Dry torrefaction of biomass waste into high-energy biochar and selective formation of levoglucosenone and 1,4:3,6-dianhydro-α-D-glucopyranose

Abstract

For the first time, the non-catalytic formation of value-added liquid products, such as levoglucosenone (LGO) and 1,4:3,6-dianhydro-α-D-glucopyranose (DGP) from wood cellulose pulp residue (WCPR) has been achieved using dry torrefaction (DT) under solvent-free conditions and in a nitrogen atmosphere. This study systematically examined the influence of reaction conditions on the DT process, evaluating their effects on the surface morphology and elemental composition of the resulting biochar. This process encompassed a temperature range of 210–300 °C and reaction durations spanning from 15 to 60 min. Optimal conditions for liquid product selectivity were identified, achieving 67.7 % selectivity for LGO at 270 °C after 15 min and 32.6 % selectivity for DGP at 240 °C after 30 min. The highest yields were obtained at 300 °C after 60 min, reaching 10.5 % for LGO and 8.5 % for DGP. Various properties of the obtained biochar were thoroughly assessed, including the higher heating value (HHV), decarbonization, dehydrogenation, deoxygenation, enhancement factor, surface area, pore diameter, as well as solid, carbon, hydrogen, and energy yields.

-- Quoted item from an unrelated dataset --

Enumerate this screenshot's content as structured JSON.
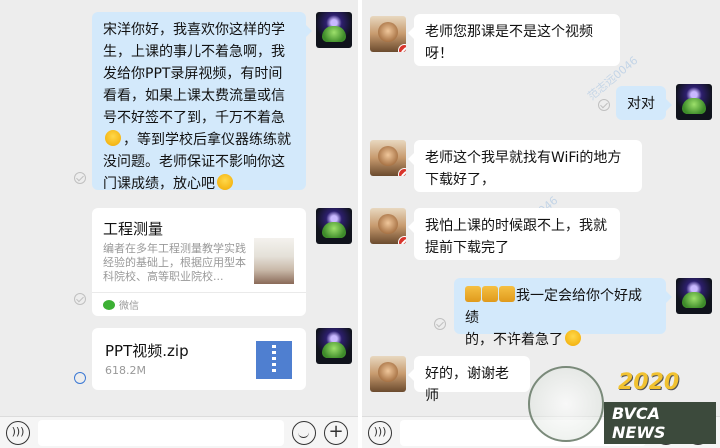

The highest carbon content, reaching 65.3 %, was achieved at 300 °C after 60 min of treatment, resulting in an HHV of 25.6 MJ/kg and an enhancement factor of 1.33. Finally, a comprehensive reaction pathway for the conversion of cellulose into LGO and DGP was proposed to elucidate the DT mechanism of WCPR. The results suggest that the autocatalytic nature of WCPR facilitates the selective formation of LGO and DGP through thermally induced dehydration and molecular rearrangement reactions, thereby enhancing the overall efficiency of biomass valorization.